71| Deliriumsgelaber №20 - Pin Pin
Das Telefon klingelt.
Aus 'ner anderen Sphäre.
Ich will nicht mehr atmen.
Nie wieder.
Doch es is mein Boss, der mich da im Morgengrauen anruft und ich muss da rangehen. Es fehlt mir schon wieder an Motivation, in mir is Ebbe und so starr ich das verdammte Telefon nur weiter an, bis Jennifer es mir schließlich förmlich ins Gesicht drückt. Es fühlt sich an, als würd sie es durch mich hindurch ziehen.

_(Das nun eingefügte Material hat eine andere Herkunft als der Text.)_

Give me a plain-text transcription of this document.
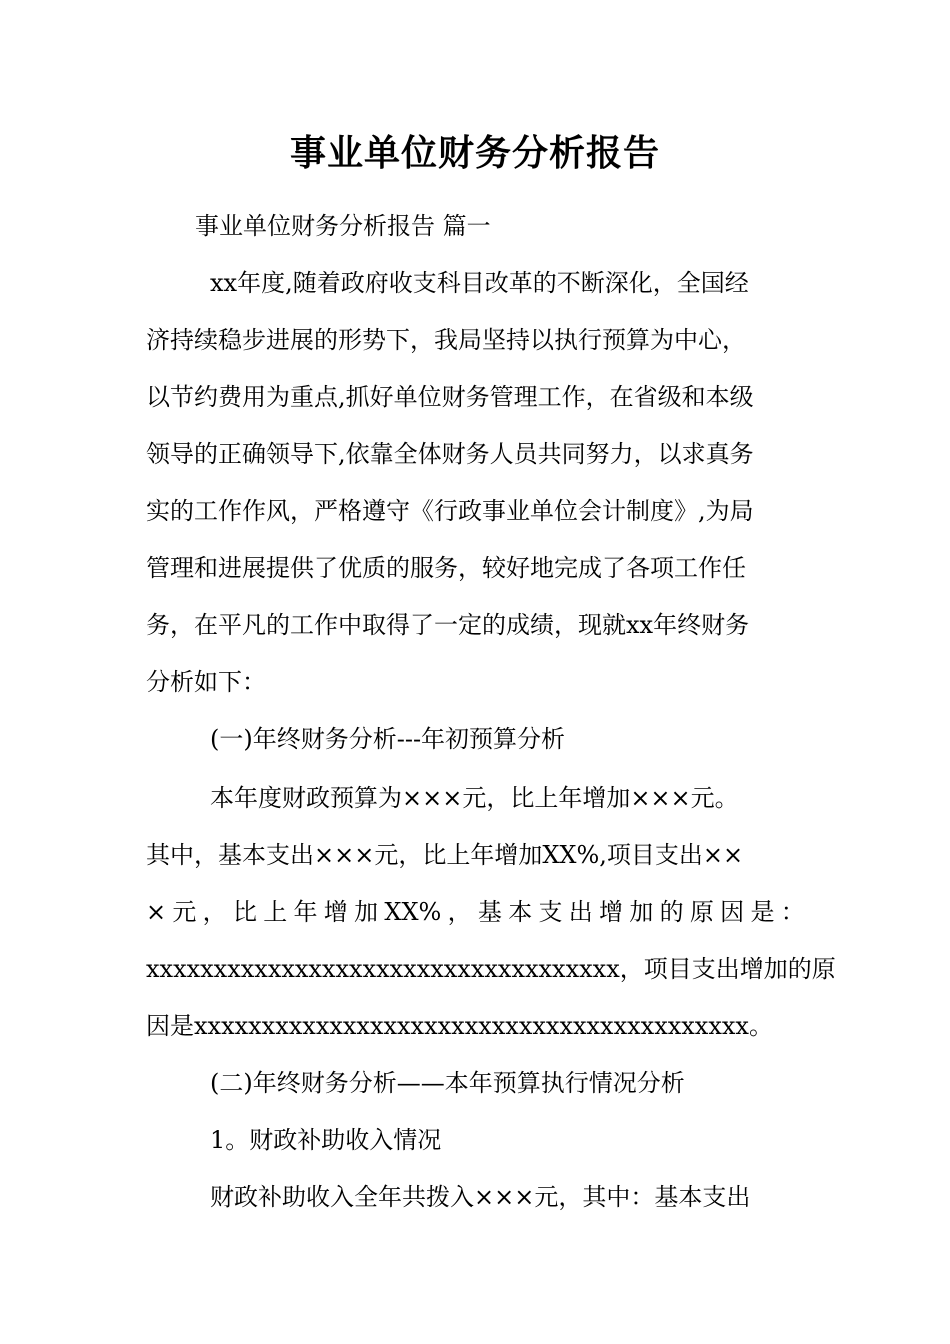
事业单位财务分析报告
事业单位财务分析报告 篇一
xx年度,随着政府收支科目改革的不断深化，全国经
济持续稳步进展的形势下，我局坚持以执行预算为中心，
以节约费用为重点,抓好单位财务管理工作，在省级和本级
领导的正确领导下,依靠全体财务人员共同努力，以求真务
实的工作作风，严格遵守《行政事业单位会计制度》,为局
管理和进展提供了优质的服务，较好地完成了各项工作任
务，在平凡的工作中取得了一定的成绩，现就xx年终财务
分析如下：
(一)年终财务分析---年初预算分析
本年度财政预算为×××元，比上年增加×××元。
其中，基本支出×××元，比上年增加XX%,项目支出××
× 元 ， 比 上 年 增 加 XX% ， 基 本 支 出 增 加 的 原 因 是 ：
xxxxxxxxxxxxxxxxxxxxxxxxxxxxxxxxxxx，项目支出增加的原
因是xxxxxxxxxxxxxxxxxxxxxxxxxxxxxxxxxxxxxxxxx。
(二)年终财务分析——本年预算执行情况分析
1。财政补助收入情况
财政补助收入全年共拨入×××元，其中：基本支出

Mein Hirn gaukelt mir vor, dass Katharina im Sessel vor mir Platz genommen hat und sich 'ne Zigarette anzündet. Wie hübsch sie is, auch ohne erkennbares Gesicht. Den Rauch atmet sie nicht ein, er dringt ungefiltert durch ihren hängenden Unterkiefer aus und zieht Kreise um meine Nase. Der Kaffee hat alles nur noch schlimmer gemacht. Ich hasse Kaffee und ich nehm den Anruf zitternd an, warum sind meine Hände so schwitzig, dass mir das Telefon fast entgleitet? Mein gelähmter Arm is nach wie vor zu nichts zu gebrauchen und es fühlt sich seltsam an, nichts zu fühlen, wo's doch das is, was ich immer wollte. Es is nich wirklich zufriedenstellend.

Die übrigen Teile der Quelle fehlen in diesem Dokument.